JDK-8194316 : GC induced regressions in 10-b34
  • Type: Bug
  • Component: hotspot
  • Sub-Component: gc
  • Affected Version: 10
  • Priority: P3
  • Status: Closed
  • Resolution: Won't Fix
  • OS: linux,os_x,solaris
  • CPU: sparc,x86_64
  • Submitted: 2018-01-02
  • Updated: 2018-01-26
  • Resolved: 2018-01-24
Related Reports
Relates :  
Description
Three benchmarks reproduced regressions in 10-b34. These benchmarks all use G1. Running the same benchmarks with 10-b34 while using ParallelGC show no regression.

SPECjvm98-Server.jack    approx -15 to -18% on LXS  (very large)
                                           approx -3% on STS
                                           approx -8% on MXS

SPECjvm98-Server.jess    approx -4% on LXS  (large)

Tools-Javadoc-Steady       approx -1 to -2% on LXS

Note that the SPECjvm98-Server.jack on LXS regression is very large!
Comments
Changing the priority of this regression with regards to the above comments. Regression is caused by combination of how we measure the score and a change in heuristics.
26-01-2018

The new parallel Full GC cause different heap sizing and we will not do anything specific for this issue.

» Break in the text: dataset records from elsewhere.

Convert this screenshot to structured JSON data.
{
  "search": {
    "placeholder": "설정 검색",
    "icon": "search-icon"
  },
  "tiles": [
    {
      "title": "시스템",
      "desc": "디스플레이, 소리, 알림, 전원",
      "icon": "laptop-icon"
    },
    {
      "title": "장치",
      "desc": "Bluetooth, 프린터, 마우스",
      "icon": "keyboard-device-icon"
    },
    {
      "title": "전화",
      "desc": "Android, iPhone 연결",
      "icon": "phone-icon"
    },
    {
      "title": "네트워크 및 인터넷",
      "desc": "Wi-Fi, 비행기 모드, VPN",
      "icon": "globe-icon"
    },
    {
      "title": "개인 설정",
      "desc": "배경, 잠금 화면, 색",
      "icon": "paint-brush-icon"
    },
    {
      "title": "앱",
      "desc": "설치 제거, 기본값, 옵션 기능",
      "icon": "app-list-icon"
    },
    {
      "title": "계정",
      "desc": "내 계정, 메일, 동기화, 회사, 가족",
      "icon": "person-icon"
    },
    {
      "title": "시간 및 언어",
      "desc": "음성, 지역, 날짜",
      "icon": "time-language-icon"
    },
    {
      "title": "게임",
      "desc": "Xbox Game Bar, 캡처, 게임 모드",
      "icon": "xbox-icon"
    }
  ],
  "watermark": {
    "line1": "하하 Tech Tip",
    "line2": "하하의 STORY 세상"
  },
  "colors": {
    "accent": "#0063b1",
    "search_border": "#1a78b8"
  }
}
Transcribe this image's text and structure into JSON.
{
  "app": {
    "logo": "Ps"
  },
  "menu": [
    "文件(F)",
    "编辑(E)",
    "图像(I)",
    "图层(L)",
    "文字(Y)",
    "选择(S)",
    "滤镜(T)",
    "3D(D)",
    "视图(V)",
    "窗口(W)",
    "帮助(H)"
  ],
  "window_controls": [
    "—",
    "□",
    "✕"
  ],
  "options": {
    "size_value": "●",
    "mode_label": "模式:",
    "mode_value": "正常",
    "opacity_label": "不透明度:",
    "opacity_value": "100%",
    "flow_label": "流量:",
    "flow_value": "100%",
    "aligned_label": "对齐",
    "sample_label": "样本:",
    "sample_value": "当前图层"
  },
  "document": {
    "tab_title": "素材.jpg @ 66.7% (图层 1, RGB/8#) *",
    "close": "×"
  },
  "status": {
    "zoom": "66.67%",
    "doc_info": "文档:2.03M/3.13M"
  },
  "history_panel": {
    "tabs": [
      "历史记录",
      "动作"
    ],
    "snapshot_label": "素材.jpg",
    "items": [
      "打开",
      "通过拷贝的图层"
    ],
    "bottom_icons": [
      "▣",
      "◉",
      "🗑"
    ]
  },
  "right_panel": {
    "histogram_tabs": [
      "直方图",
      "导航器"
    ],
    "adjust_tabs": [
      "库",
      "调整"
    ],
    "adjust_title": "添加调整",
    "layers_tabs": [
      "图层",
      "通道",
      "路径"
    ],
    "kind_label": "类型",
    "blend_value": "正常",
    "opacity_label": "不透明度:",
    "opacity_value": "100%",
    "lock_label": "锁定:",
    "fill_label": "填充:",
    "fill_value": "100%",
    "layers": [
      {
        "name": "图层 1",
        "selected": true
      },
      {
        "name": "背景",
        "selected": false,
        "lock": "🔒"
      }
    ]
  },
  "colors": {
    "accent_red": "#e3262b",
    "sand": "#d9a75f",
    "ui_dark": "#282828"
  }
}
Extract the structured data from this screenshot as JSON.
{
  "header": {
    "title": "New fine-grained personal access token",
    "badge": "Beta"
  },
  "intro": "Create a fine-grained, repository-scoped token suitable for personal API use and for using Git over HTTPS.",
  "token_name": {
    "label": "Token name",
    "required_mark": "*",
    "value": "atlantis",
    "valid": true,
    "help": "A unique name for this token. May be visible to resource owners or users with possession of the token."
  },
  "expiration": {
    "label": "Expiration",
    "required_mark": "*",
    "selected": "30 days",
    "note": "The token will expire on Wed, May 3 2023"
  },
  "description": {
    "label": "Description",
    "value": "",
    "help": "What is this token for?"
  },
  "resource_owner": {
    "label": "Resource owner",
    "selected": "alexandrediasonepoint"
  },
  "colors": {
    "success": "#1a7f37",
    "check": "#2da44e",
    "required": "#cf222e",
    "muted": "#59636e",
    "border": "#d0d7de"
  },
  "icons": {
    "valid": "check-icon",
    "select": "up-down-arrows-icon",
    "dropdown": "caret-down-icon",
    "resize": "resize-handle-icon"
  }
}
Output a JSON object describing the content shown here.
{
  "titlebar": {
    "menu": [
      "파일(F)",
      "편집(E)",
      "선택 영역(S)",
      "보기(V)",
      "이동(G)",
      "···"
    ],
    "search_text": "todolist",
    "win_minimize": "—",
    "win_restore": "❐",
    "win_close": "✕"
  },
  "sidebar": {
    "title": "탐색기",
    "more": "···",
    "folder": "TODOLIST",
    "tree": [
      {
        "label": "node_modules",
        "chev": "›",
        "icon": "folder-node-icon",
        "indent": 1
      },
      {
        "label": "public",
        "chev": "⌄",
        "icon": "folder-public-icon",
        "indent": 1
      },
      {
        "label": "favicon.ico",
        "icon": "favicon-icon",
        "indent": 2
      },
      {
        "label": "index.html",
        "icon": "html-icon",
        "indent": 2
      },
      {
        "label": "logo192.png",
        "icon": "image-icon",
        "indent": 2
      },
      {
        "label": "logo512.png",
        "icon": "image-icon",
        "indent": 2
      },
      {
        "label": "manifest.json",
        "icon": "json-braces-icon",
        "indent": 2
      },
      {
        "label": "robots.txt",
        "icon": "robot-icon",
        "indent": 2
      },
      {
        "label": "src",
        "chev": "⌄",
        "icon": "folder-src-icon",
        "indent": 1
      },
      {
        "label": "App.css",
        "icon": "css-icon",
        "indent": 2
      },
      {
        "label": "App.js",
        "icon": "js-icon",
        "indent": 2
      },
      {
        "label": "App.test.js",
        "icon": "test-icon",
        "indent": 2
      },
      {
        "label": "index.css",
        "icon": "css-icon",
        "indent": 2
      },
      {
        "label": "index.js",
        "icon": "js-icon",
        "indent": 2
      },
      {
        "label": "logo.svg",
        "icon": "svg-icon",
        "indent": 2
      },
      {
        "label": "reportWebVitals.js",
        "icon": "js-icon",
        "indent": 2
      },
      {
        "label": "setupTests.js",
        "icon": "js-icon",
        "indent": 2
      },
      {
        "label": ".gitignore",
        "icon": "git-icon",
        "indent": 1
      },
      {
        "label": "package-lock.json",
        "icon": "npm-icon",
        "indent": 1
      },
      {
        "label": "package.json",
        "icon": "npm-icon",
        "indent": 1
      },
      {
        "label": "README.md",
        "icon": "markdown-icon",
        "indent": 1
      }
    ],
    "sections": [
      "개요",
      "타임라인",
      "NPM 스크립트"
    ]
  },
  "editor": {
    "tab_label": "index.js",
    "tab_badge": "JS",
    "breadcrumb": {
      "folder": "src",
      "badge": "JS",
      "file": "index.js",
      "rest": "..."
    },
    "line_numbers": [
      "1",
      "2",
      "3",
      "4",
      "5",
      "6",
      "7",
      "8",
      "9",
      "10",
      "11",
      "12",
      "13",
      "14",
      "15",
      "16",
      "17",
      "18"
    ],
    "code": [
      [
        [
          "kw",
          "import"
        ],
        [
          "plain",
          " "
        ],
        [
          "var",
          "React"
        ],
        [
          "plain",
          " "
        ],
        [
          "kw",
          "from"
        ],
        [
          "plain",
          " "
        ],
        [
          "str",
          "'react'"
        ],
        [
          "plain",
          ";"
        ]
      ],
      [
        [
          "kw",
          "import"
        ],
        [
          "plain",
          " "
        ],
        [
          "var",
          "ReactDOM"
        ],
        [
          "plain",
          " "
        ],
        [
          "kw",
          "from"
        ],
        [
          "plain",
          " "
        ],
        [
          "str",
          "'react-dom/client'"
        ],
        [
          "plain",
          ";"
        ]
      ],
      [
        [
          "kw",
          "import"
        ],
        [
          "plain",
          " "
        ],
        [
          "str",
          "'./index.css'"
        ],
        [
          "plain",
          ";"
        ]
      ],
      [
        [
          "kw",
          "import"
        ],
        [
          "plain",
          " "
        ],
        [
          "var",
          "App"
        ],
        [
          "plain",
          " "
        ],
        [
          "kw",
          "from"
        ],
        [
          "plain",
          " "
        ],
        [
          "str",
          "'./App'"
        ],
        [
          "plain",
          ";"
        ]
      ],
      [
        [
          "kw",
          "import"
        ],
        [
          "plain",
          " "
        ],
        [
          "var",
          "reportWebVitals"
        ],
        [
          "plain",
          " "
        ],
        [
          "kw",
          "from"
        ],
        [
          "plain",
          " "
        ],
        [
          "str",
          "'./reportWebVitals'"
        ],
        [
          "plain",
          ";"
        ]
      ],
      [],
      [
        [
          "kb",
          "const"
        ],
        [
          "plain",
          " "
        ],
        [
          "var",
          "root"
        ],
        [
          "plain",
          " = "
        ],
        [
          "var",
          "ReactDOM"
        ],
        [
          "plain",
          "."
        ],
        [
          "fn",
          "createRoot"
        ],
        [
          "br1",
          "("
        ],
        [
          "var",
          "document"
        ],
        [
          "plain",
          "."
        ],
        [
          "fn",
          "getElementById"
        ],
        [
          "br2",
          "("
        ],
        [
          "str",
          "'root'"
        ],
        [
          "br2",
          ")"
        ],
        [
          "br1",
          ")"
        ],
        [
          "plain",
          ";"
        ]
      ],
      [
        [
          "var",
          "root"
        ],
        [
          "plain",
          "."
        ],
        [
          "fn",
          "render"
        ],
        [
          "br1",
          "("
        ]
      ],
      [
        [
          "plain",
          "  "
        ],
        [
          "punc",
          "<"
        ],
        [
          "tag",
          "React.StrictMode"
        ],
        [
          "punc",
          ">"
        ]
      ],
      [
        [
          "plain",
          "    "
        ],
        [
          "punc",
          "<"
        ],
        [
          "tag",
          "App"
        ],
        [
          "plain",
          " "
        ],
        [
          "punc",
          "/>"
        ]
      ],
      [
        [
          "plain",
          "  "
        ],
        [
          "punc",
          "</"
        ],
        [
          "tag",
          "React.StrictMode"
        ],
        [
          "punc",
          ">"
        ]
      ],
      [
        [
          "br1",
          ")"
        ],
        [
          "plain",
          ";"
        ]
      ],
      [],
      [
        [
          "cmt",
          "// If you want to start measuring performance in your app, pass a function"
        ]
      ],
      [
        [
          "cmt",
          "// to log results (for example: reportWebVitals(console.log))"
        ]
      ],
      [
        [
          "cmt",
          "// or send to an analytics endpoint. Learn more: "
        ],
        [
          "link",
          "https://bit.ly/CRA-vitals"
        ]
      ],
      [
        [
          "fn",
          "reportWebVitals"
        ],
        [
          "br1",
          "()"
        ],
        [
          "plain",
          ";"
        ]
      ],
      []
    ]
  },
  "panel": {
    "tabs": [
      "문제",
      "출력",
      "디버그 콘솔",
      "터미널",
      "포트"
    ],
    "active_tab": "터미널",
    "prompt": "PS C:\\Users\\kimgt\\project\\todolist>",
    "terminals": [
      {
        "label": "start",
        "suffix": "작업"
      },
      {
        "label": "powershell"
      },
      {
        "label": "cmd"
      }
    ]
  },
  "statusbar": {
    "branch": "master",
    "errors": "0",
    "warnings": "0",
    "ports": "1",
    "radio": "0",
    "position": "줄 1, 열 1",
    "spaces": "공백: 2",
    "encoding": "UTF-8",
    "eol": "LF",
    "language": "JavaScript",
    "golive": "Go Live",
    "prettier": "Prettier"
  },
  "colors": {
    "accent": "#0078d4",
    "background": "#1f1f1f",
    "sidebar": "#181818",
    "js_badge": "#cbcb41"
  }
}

We will however look into improving the way we choose number of threads and how that effect the heap size in JDK-8196071.
24-01-2018

I'm starting to get a better view on this I think. I'm able to reproduce this when running exactly as the perf setup, that is 5 run for each specjvm98 sub-benchmark and looking at the best result out of these 5 runs. Just running jack isolated doesn't show a regression and doing more than 5 runs also reduce the regression a lot. It looks like the cause is that the new Full GC will shrink the heap a little less than the old one. So when jack starts in now has ~10 regions instead of 2, this will in turn lead to more time between young collections and a slower heap growth. If changing the benchmark setup to do 10 runs the heap growth has caught up with the old version and we get similar results.
17-01-2018

I've been looking at the regression from a Full GC point of view but I haven't been able to verify if it is the cause or not. What can be said is that no Full GCs occur during the _228_jack runs so it is not caused by longer Full GC times. What could be the cause is that the Full GC (as Thomas mentioned) will create a different heap layout and the heap sizing might be a bit different. I've created a build based on b34 with the Full GC capped to only using 1 thread. It would be nice to see SPECjvm98 run on this build to try to rule out or verify that the Full GC is the cause for the regression. Build id: 2018-01-16-1501561.stefan.johansson.hs MDash: http://java.se.oracle.com:10065/mdash/jobs/sjohanss-g1-serial-full-gc-b34-20180116-1503-8962
16-01-2018

Looked through JBS for potential candidates. A query of "project = JDK AND status = Resolved AND fixVersion = "10" AND component = hotspot AND "Resolved In Build" in (b34, b34e) AND Subcomponent = gc ORDER BY createdDate DESC" My most likely guess is, *if* these benchmarks do the usual system.gc() before testing, JDK-8186571: Implementation: JEP 307: Parallel Full GC for G1 I.e. the new full gc may have significanlty changed object locations/caching compared to the previous build. Another candidate could be JDK-8189941: Implementation JEP 312: Thread-local handshake although others mentioned there were perf regressions due to that, if it were this change it likely would have affected all GCs.
11-01-2018

Yes ... The SPECjvm98 benchmarks do the usual system.gc() before each test. As for TLH... Eric Caspole has been investigating a Volano29 regression in the same build. He's created "a build with b33 + only the TLH change set". This could be used against the benchmarks reported here to determine whether TLH is the cause.
11-01-2018